Il motivo resta assorbito per effetto della reiezione del terzo, già esaminato, con il quale è stata riscontrata la correttezza di una delle due rationes decidendi, ciascuna di per sè sufficiente a sorreggere la reiezione del l’opposizione, contenute nella sentenza impugnata; sicchè, confermata la sussistenza del mendacio in ordine ad una delle condizioni richieste per l’accesso ai benefici comunitari (quanto alla falsa dichiarazione di aver sottoposto il bestiame al risanamento), risulta superfluo verificare se altrettanto correttamente il giudice di merito abbia ritenuto inveritiera l’altra attestazione, considerato che comunque i contributi non avrebbero potuto essere richiesti e percepiti.

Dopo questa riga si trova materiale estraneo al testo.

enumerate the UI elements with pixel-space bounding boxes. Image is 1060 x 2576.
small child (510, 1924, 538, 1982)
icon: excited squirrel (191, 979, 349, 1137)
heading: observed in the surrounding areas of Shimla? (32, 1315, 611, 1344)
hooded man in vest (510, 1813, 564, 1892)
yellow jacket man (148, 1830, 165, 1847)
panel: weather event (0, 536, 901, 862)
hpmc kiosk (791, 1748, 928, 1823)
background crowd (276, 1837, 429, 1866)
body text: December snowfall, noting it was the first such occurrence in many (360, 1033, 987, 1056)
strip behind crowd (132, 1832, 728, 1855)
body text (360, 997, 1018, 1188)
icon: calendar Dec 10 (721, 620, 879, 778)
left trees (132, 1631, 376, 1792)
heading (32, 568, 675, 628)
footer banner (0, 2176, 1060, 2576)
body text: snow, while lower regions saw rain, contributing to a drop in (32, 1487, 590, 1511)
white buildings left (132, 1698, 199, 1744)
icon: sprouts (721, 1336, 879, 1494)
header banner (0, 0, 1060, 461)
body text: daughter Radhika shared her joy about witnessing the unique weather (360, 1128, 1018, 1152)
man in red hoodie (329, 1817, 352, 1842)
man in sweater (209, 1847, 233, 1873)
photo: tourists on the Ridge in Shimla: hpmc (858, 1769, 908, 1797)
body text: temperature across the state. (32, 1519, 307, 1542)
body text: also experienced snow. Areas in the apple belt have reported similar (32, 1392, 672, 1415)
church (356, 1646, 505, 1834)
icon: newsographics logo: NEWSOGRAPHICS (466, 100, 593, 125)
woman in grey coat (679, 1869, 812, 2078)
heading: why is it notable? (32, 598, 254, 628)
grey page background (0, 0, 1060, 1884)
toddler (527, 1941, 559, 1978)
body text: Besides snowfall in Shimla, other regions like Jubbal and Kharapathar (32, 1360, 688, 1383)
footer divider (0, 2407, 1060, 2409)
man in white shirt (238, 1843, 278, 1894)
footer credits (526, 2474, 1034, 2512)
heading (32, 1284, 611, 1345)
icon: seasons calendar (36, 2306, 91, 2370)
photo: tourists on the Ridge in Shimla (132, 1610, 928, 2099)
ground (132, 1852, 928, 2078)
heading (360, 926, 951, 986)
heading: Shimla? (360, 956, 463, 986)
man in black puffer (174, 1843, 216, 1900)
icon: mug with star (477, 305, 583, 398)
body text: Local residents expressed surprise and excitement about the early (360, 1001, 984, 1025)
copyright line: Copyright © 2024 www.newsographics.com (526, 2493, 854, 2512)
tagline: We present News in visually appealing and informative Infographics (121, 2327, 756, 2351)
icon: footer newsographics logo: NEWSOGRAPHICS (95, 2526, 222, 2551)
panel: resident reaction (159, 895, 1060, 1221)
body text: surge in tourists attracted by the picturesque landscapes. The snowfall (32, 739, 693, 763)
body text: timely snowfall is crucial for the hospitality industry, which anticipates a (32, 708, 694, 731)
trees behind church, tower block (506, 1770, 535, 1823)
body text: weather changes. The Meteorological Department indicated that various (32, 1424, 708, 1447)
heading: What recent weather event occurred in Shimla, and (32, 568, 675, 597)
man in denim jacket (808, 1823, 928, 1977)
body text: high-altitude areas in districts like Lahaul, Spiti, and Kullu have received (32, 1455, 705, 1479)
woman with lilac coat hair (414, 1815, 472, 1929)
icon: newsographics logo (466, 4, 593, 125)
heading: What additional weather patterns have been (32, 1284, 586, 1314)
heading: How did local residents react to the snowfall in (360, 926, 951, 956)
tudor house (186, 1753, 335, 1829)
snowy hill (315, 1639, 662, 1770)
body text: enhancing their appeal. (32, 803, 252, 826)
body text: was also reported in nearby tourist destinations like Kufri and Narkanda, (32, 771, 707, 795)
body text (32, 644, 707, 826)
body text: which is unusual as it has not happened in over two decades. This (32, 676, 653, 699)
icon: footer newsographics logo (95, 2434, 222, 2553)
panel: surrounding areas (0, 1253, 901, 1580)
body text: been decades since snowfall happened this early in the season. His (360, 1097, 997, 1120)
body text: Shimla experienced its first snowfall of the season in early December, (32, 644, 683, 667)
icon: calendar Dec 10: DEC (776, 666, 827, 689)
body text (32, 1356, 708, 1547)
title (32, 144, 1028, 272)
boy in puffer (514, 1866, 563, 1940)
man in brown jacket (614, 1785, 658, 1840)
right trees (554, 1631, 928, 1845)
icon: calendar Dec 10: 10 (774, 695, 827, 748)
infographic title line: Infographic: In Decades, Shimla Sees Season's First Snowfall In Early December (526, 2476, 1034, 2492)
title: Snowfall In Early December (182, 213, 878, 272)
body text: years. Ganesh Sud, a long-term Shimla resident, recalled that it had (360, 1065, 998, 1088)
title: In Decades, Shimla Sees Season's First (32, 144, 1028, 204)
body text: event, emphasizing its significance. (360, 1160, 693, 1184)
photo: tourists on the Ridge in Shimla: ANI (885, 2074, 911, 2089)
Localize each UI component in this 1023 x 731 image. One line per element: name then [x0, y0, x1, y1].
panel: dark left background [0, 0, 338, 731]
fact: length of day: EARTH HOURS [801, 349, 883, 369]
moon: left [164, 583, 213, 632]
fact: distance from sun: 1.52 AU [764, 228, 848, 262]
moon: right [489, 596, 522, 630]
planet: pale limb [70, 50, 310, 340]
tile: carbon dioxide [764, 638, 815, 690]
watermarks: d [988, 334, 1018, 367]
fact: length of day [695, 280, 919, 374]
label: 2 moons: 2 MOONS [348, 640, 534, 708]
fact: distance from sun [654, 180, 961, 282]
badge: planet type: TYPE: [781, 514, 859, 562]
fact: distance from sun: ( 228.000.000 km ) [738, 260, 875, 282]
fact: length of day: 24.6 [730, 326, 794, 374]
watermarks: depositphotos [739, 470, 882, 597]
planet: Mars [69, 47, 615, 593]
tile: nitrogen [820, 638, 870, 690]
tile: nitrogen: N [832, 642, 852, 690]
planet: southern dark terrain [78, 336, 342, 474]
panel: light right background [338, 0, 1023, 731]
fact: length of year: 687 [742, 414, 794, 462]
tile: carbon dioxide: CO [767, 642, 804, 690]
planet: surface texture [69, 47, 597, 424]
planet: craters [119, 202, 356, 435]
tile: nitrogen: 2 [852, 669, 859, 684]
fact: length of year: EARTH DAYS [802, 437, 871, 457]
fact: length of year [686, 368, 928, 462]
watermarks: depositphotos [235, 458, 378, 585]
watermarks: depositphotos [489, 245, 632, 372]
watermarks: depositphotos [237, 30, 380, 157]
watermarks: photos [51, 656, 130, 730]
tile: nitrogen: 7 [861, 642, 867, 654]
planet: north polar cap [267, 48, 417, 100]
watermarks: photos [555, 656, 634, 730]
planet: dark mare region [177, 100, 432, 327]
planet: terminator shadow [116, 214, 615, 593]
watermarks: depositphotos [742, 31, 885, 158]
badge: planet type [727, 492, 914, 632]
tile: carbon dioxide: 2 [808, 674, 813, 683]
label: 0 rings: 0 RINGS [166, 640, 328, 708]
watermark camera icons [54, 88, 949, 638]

Con il quarto motivo si deduce "violazione, falsa ed erronea interpretazione ed applicazione della L. 24 novembre 1981, n. 689, art. 3 in relazione all’art. 360 c.p.c., nn. 3 e 5. Omessa e/o insufficiente motivazione", censurandosi l’affermazione dell’elemento psicologico dell’illecito, in particolare, l’esclusione dell’errore scusabile sulla sussistenza dell’obbligo di sottoposizione del bestiame al risanamento sanitario e della tenuta del registro aziendale, in considerazione della sussistenza della norma regionale rinviante il primo adempimento.

Il motivo va disatteso, non solo perchè si risolve in inammissibili censure in fatto, avverso la valutazione compiuta dal giudice di merito che, risulta sorretta dalle adeguate e ragionevoli argomentazioni di cui sub e) in narrativa, ma anche e soprattutto per l’irrilevanza dell’addotto convincimento di non essere soggetta all’obbligo in questione, tenuto conto dell’intrinseca falsità della resa dichiarazione di avervi provveduto, configurante una mendace e consapevole attestazione finalizzata al conseguimento del beneficio, in funzione del quale all’istante era stata espressamente richiesta la relativa dichiarazione.

Per quanto attiene poi al profilo relativo alla tenuta del registro, il mezzo d’impugnazione si limita ad una mera doglianza, non corredata da alcuna specifica censura.

Con il quinto motivo si deduce violazione e falsa applicazione della L. n. 689 del 1981, art. 8 con riferimento all’esclusa prescrizione, sostenendosi l’inidoneità interruttiva del verbale redatto dalla G.d.F..

Anche tale motivo è infondato, tenuto conto dell’ormai consolidato indirizzo della giurisprudenza di questa Corte, da cui il collegio non ravvisa motivi per disco starsi, secondo cui, in tema di illecito amministrativo, il decorso del termine prescrizionale resta interrotto da qualsiasi atto tipico del procedimento amministrativo, ivi compresi i verbali di accertamento e constatazione di cui alla L. n. 689 del 1981, artt. 13 e 14 cui va riconosciuta l’idoneità ad esternare la pretesa sanzionatoria dell’amministrazione, per conto della quale i verbalizzanti abbiano operato, così costituendo in mora i trasgressori ai sensi dell’art. 2943 c.c.(v. tra le altre, nn. 3124/05, 4088/05, 5063/06, 15631/06, 1/081/07 e la già citata n. 25830/11).

Nella specie, tenuto conto che gli illeciti erano stati commessi negli anni 1997 e 1998, che il suddetto verbale interruttivo era intervenuto il 3.5.01 e che l’ordinanza – ingiunzione era stata emessa il 23.9.04 e notificata il 21.10.04, risulta evidente come il termine quinquennale non fosse decorsole per l’una, nè per l’altra annualità.

Il ricorso va conclusivamente respinto.

Le spese, infine, seguono la soccombenza.

P.Q.M.

La corte rigetta il ricorso e condanna la ricorrente al rimborso delle spese del giudizio in favore della resistente amministrazione, che liquida in Euro 1.000, 00 per onorari, oltre a quelle prenotate a debito.

Così deciso in Roma, il 15 giugno 2012.